A Maryland task force will recommend a gasoline tax increase and possible 1 percent sales tax increases in Montgomery and Prince George's counties to finance Metro operation and construction along with other state transportation needs, key officials revealed yesterday.
The funds generated by these tax increases -- estimated at about $90 million for the first year -- would be used to repair the state's deteriorating highway system as well as support mass transit programs in the Baltimore and Washington areas.
The proposal, if approved by the 1980 General Assembly, would put Maryland ahead of Virginia and the District of Columbia in meeting the U.S. Department of Transportation's mandate that the three jurisdictions establish "stable and reliable revenue sources' before the federal government provides more aid for Metro construction.
Key provisions of the proposal include:
A change in the state gasoline tax -- currently 9 cents per gallon -- that would mean a minimum of a penny a gallon increase next year and continuing increases or decreases in subsequent years, based on the rate of inflation or deflation. The first year's tax hike should increase revenues from about $190 million to $210 million.
An authorization for transit districts in the state, including the Washington suburbs as well as the Baltimore metropolitan area, to impose up to a 1 percent general sales tax for transportation purposes. If both Prince George's and Montgomery counties imposed the tax, they could raise a total of $45 million annually. The present sales tax is 5 cents on the dollar.
The proposed authorization for a general sales tax for a Washington suburban transit district would give Montgomery and Prince George's counties the ability to remove their entire Metro operating costs from the politically sensitive property tax.
However, that proposal met with an early cool reaction.
Ken Duncan administrative assistant to Prince George's County Executive Lawrence Hogan, said that Hogan is opposed to any sales tax increase. Prince George's County Councilman Francis B. Francois suggested the proposal might best be submitted to referendum. Montgomery County Executive Charles Gilchrist said that the sales tax "is the one part of the [transportation] package I want to look at most seriously. There is a big state surplus."
The assumption by the state of 75 percent of the annual cost of operating the transit systems in suburban Washington and in Baltimore. That would mean an equalization between the state's treatment of its two major metropolitan areas in transportation financing. Currently all of Baltimore's annual operating deficit is paid by the state, but only about 40 percent of the Montgomery and Prince George's County share of Metro is state-supported. The rest comes from local property taxes.

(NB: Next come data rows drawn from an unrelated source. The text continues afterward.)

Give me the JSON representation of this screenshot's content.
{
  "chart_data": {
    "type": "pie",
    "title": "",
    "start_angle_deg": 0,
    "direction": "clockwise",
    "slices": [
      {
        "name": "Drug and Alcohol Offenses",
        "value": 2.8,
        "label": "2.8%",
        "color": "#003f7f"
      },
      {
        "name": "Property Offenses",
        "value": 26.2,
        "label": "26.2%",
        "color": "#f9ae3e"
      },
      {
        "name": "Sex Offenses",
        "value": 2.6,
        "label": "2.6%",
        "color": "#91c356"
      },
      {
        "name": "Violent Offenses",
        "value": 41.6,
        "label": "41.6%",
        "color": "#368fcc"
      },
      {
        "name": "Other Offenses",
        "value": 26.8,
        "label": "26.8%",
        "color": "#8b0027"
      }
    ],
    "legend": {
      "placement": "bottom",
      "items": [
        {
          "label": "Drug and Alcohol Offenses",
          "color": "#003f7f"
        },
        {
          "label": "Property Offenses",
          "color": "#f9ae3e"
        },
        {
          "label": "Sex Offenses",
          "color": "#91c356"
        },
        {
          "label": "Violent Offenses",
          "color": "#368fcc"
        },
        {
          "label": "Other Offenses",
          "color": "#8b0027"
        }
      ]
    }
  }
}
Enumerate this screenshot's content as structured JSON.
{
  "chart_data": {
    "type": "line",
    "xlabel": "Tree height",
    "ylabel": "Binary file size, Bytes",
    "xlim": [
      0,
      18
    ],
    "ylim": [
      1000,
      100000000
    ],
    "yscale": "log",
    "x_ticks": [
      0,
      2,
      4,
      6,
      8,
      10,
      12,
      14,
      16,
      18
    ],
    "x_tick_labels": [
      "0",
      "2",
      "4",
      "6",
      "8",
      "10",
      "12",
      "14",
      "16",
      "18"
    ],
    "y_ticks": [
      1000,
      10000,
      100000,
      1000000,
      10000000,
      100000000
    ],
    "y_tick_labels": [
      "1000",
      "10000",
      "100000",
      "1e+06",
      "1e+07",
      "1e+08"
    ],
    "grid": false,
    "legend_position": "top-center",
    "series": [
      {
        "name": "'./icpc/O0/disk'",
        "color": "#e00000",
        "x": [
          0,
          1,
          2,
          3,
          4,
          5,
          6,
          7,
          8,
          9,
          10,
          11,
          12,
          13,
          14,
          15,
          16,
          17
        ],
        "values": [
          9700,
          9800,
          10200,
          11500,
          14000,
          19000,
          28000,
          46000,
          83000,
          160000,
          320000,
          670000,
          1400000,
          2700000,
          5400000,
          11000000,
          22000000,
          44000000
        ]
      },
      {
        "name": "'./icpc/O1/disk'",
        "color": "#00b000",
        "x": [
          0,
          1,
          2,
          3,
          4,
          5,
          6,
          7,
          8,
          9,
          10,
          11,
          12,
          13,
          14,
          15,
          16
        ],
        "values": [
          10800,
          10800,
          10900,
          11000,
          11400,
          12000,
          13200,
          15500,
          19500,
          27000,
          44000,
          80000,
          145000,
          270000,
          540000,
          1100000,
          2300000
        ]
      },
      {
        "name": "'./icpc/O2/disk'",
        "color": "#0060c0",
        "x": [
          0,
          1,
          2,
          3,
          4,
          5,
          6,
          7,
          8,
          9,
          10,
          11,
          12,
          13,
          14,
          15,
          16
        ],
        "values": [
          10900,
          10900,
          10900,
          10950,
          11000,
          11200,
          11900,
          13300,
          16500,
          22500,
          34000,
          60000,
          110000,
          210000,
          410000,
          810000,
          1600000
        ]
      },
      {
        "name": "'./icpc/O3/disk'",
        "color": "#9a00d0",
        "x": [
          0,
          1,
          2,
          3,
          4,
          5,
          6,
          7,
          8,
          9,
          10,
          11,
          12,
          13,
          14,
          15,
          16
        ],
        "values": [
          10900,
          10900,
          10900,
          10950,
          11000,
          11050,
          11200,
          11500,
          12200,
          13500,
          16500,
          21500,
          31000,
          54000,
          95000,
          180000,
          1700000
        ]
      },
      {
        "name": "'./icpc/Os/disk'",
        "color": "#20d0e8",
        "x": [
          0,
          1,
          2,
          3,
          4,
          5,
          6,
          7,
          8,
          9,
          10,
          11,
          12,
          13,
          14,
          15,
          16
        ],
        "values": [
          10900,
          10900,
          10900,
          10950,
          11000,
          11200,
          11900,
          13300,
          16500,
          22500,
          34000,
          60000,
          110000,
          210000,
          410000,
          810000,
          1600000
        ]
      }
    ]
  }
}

Continued payment by the state of all the local construction costs for both the Maryland share of Washington Metro and the local share of the Baltimore subway. It is anticipated that the Maryland share of completing the 101-mile Washington subway will be about $180 million over the next decade.
An increase of $10 in the annual cost of registering a car in Maryland. Cars weighing less than 3,700 pounds would cost $30 instead of $20; those over 3,700 pounds would cost $40 rather than $30. The increase should add an estimated $20 million a year to the state transportation fund, which now receives about $88 million annually from that source.
Shifts from the state's general fund to the transportation fund of part of the corporate income tax and part of the titling fee for motor vehicles. There would be no increase in those taxes, however.
The package was outlined yesterday by Morton Weinberg, deputy director of finance for the Maryland Department of Transportation, who, along with many other state and local officials from Washington, Maryland and Virginia, was attending the annual Metro meeting at Airlie House in Warrenton, Va.
The proposal was created by a committee with broad statewide representation that was appointed by Gov. Harry Hughes and the legislature and chaired by state Sen. Ed Mason (R-Cumberland).
It is the first substantive step in a process that must bring the General Assembly to a resolution of the state's growing transportation financing needs. Those needs extend to a deteriorating highway system as well as mass transit in the metropolitan areas.
The main source of revenue for the state's combined transportation account has been the 9-cent-per-gallon gasoline tax. That tax, however, has not been increased in years. And, because it is not tied to inflation, it does not keep pace with the costs of constructing new transportation facilities.
Some Maryland officials expressed concern that the task force proposal, while good for mass transit, might shortchange highway needs. Washington area officials also wonder whether Baltimore would be willing to accept a reduction in state transit aid from 100 percent to 75 percent.